The Chattanooga-born, Yale-educated veterinarian oversaw the construction of the $6.5 million facility on North Access Road, but the opening was not smooth.
The McKamey center almost immediately was overwhelmed by a seemingly unending flow of kittens — a usual product of summertime breeding. Then dogs at the shelter were stricken with kennel cough. In the months that followed, the center packed in 300 animals beyond its capacity.
McKamey was formed when the city announced it would pull its contract from the Hamilton County Humane Education Society and instead hand over animal collection — previously a division of the police department — as well as care and adoption services to McKamey. The Humane Society, located in Highland Park, still handles strays for the unincorporated county and a handful of outlying communities.
On Wednesday evening, the center’s board will hold its first meeting since the resignations. The center’s Web site lists a new operations manager, Paula Hurn. Ms. Ball said she wasn’t sure if the board was leaning toward hiring a full-time veterinarian to replace Dr. Wojtalik-Courter as well as someone to handle finances.
BIG HEARTS ON A BUDGET
Chattanooga City Councilman Jack Benson, the center’s biggest booster on the council, said he was distressed to see animals in cages lining the 26,000-square-foot facility as the center’s population swelled beyond its intended 500-pet maximum.
Ms. Ball said there were 800 animals at the facility at one point. Both she and Mr. Benson said that sort of unyielding compassion can’t happen at a facility charged with accepting an entire city’s strays.
“We are not a no-kill shelter. We never have been. As long as you are the city’s animal shelter ... you have to take every animal that is brought to you,” Ms. Ball said. “You can’t warehouse animals. It’s not anything that anyone wants to do, but being a no-kill shelter is where we would like to be ... we are not there yet.”
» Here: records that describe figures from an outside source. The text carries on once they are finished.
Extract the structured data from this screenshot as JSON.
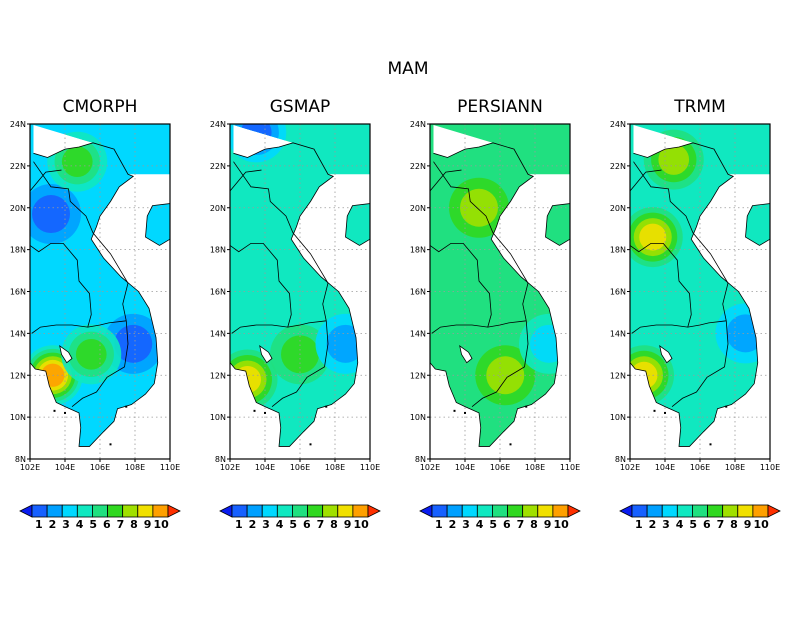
{
  "figure": {
    "title": "MAM"
  },
  "chart_data": [
    {
      "type": "heatmap",
      "title": "CMORPH",
      "x_ticks": [
        "102E",
        "104E",
        "106E",
        "108E",
        "110E"
      ],
      "y_ticks": [
        "8N",
        "10N",
        "12N",
        "14N",
        "16N",
        "18N",
        "20N",
        "22N",
        "24N"
      ],
      "xlim": [
        102,
        110
      ],
      "ylim": [
        8,
        24
      ],
      "grid": true,
      "colorbar": {
        "levels": [
          "1",
          "2",
          "3",
          "4",
          "5",
          "6",
          "7",
          "8",
          "9",
          "10"
        ],
        "colors": [
          "#0a1cf0",
          "#1660ff",
          "#00a0ff",
          "#00d8ff",
          "#10e8c0",
          "#20e080",
          "#30d820",
          "#a0e000",
          "#f0e000",
          "#ffa000",
          "#ff3000"
        ]
      },
      "hotspots": [
        {
          "lon": 103.3,
          "lat": 12.0,
          "value": 9.5
        },
        {
          "lon": 107.9,
          "lat": 13.5,
          "value": 1.2
        },
        {
          "lon": 103.2,
          "lat": 19.7,
          "value": 1.8
        },
        {
          "lon": 105.5,
          "lat": 13.0,
          "value": 6.0
        },
        {
          "lon": 104.7,
          "lat": 22.2,
          "value": 6.0
        }
      ],
      "base_value": 3.4
    },
    {
      "type": "heatmap",
      "title": "GSMAP",
      "x_ticks": [
        "102E",
        "104E",
        "106E",
        "108E",
        "110E"
      ],
      "y_ticks": [
        "8N",
        "10N",
        "12N",
        "14N",
        "16N",
        "18N",
        "20N",
        "22N",
        "24N"
      ],
      "xlim": [
        102,
        110
      ],
      "ylim": [
        8,
        24
      ],
      "grid": true,
      "colorbar": {
        "levels": [
          "1",
          "2",
          "3",
          "4",
          "5",
          "6",
          "7",
          "8",
          "9",
          "10"
        ],
        "colors": [
          "#0a1cf0",
          "#1660ff",
          "#00a0ff",
          "#00d8ff",
          "#10e8c0",
          "#20e080",
          "#30d820",
          "#a0e000",
          "#f0e000",
          "#ffa000",
          "#ff3000"
        ]
      },
      "hotspots": [
        {
          "lon": 103.0,
          "lat": 11.8,
          "value": 8.5
        },
        {
          "lon": 106.0,
          "lat": 13.0,
          "value": 6.0
        },
        {
          "lon": 103.5,
          "lat": 23.6,
          "value": 1.5
        },
        {
          "lon": 108.6,
          "lat": 13.5,
          "value": 2.5
        }
      ],
      "base_value": 4.2
    },
    {
      "type": "heatmap",
      "title": "PERSIANN",
      "x_ticks": [
        "102E",
        "104E",
        "106E",
        "108E",
        "110E"
      ],
      "y_ticks": [
        "8N",
        "10N",
        "12N",
        "14N",
        "16N",
        "18N",
        "20N",
        "22N",
        "24N"
      ],
      "xlim": [
        102,
        110
      ],
      "ylim": [
        8,
        24
      ],
      "grid": true,
      "colorbar": {
        "levels": [
          "1",
          "2",
          "3",
          "4",
          "5",
          "6",
          "7",
          "8",
          "9",
          "10"
        ],
        "colors": [
          "#0a1cf0",
          "#1660ff",
          "#00a0ff",
          "#00d8ff",
          "#10e8c0",
          "#20e080",
          "#30d820",
          "#a0e000",
          "#f0e000",
          "#ffa000",
          "#ff3000"
        ]
      },
      "hotspots": [
        {
          "lon": 104.8,
          "lat": 20.0,
          "value": 7.0
        },
        {
          "lon": 106.3,
          "lat": 12.0,
          "value": 7.0
        },
        {
          "lon": 108.8,
          "lat": 13.5,
          "value": 3.5
        }
      ],
      "base_value": 5.4
    },
    {
      "type": "heatmap",
      "title": "TRMM",
      "x_ticks": [
        "102E",
        "104E",
        "106E",
        "108E",
        "110E"
      ],
      "y_ticks": [
        "8N",
        "10N",
        "12N",
        "14N",
        "16N",
        "18N",
        "20N",
        "22N",
        "24N"
      ],
      "xlim": [
        102,
        110
      ],
      "ylim": [
        8,
        24
      ],
      "grid": true,
      "colorbar": {
        "levels": [
          "1",
          "2",
          "3",
          "4",
          "5",
          "6",
          "7",
          "8",
          "9",
          "10"
        ],
        "colors": [
          "#0a1cf0",
          "#1660ff",
          "#00a0ff",
          "#00d8ff",
          "#10e8c0",
          "#20e080",
          "#30d820",
          "#a0e000",
          "#f0e000",
          "#ffa000",
          "#ff3000"
        ]
      },
      "hotspots": [
        {
          "lon": 103.3,
          "lat": 18.6,
          "value": 7.5
        },
        {
          "lon": 102.8,
          "lat": 12.0,
          "value": 8.0
        },
        {
          "lon": 104.5,
          "lat": 22.3,
          "value": 6.5
        },
        {
          "lon": 108.6,
          "lat": 14.0,
          "value": 2.5
        }
      ],
      "base_value": 4.0
    }
  ],
  "map": {
    "outline": [
      [
        102.2,
        22.6
      ],
      [
        103.0,
        22.4
      ],
      [
        104.0,
        22.8
      ],
      [
        104.8,
        22.9
      ],
      [
        105.6,
        23.1
      ],
      [
        106.8,
        22.8
      ],
      [
        107.6,
        21.6
      ],
      [
        107.9,
        21.5
      ],
      [
        107.1,
        21.0
      ],
      [
        106.6,
        20.3
      ],
      [
        106.0,
        19.6
      ],
      [
        105.8,
        19.1
      ],
      [
        105.5,
        18.5
      ],
      [
        106.2,
        17.6
      ],
      [
        107.2,
        16.7
      ],
      [
        108.2,
        16.0
      ],
      [
        108.8,
        15.2
      ],
      [
        109.2,
        13.8
      ],
      [
        109.3,
        12.6
      ],
      [
        109.1,
        11.6
      ],
      [
        108.6,
        11.1
      ],
      [
        107.8,
        10.6
      ],
      [
        107.0,
        10.4
      ],
      [
        106.8,
        9.8
      ],
      [
        106.2,
        9.3
      ],
      [
        105.4,
        8.6
      ],
      [
        104.8,
        8.6
      ],
      [
        104.9,
        9.5
      ],
      [
        104.8,
        10.2
      ],
      [
        104.0,
        10.5
      ],
      [
        103.5,
        10.7
      ],
      [
        103.1,
        11.5
      ],
      [
        102.9,
        12.2
      ],
      [
        102.3,
        12.3
      ],
      [
        102.0,
        12.6
      ]
    ],
    "borders": [
      [
        [
          102.0,
          18.2
        ],
        [
          102.5,
          17.9
        ],
        [
          103.2,
          18.3
        ],
        [
          103.9,
          18.3
        ],
        [
          104.7,
          17.5
        ],
        [
          104.8,
          16.5
        ],
        [
          105.4,
          15.9
        ],
        [
          105.5,
          14.9
        ],
        [
          105.3,
          14.3
        ]
      ],
      [
        [
          102.1,
          14.0
        ],
        [
          102.6,
          14.3
        ],
        [
          103.5,
          14.4
        ],
        [
          104.4,
          14.4
        ],
        [
          105.3,
          14.3
        ],
        [
          106.0,
          14.4
        ],
        [
          106.5,
          14.5
        ],
        [
          107.5,
          14.6
        ]
      ],
      [
        [
          107.5,
          14.6
        ],
        [
          107.6,
          13.5
        ],
        [
          107.4,
          12.4
        ],
        [
          106.4,
          11.9
        ],
        [
          105.8,
          11.2
        ],
        [
          105.0,
          10.9
        ],
        [
          104.4,
          10.5
        ]
      ],
      [
        [
          107.5,
          14.6
        ],
        [
          107.3,
          15.4
        ],
        [
          107.6,
          16.4
        ],
        [
          107.1,
          17.1
        ],
        [
          106.6,
          17.8
        ],
        [
          105.6,
          18.8
        ],
        [
          105.2,
          19.6
        ],
        [
          104.3,
          20.3
        ],
        [
          104.2,
          20.9
        ],
        [
          103.2,
          21.0
        ],
        [
          102.2,
          22.2
        ]
      ],
      [
        [
          102.0,
          20.8
        ],
        [
          102.9,
          21.7
        ],
        [
          103.8,
          21.8
        ]
      ]
    ],
    "lake": [
      [
        103.7,
        13.4
      ],
      [
        104.2,
        13.1
      ],
      [
        104.4,
        12.8
      ],
      [
        104.1,
        12.6
      ],
      [
        103.8,
        13.0
      ]
    ],
    "islands": [
      [
        104.0,
        10.2
      ],
      [
        106.6,
        8.7
      ],
      [
        107.5,
        10.5
      ],
      [
        103.4,
        10.3
      ]
    ]
  }
}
Dr. Wojtalik-Courter and others have said center workers would not kill animals for space reasons. Ms. Ball said she did not know if healthy, adoptable animals had been euthanized since the facility was opened. But Mr. Benson said such measures are necessary if the facility is going to stand on its own and operate within the funds allocated by the city.
“I went over there a week or two ago and all the employees were all enthused and celebrating ... because they had just adopted a dog that had been in the shelter since July,” Mr. Benson said. “That’s wonderful, but we’re not in the kennel business. We are in the animal shelter business.”
THROWING A BONE
Ms. Ball said the facility had both misjudged its expenses and run over budget, but it also had been hurt by a slowdown in charitable giving.
She said recently implemented controls are aimed at tamping down expenses between now and the end of the fiscal year. The board is working on a new financial plan, and Ms. Ball said shelter officials likely will ask the city for more money.
Mayor Ron Littlefield still supports the shelter, but he’s not promising any additional financial support, said Richard Beeland, the mayor’s spokesman.
“There were some issues with the shelter in the beginning ... and we’re working to come to a solution on those,” Mr. Beeland said. “But we’ll just have to wait and see on the funding issue.”
Mr. Benson said he would support such a request only if the shelter could show it had solid financial controls. He said the city may be able to offer a loan to the facility if it continues to run in the red.
“We can help see them through, but we want to make sure this doesn’t occur every year,” Mr. Benson said.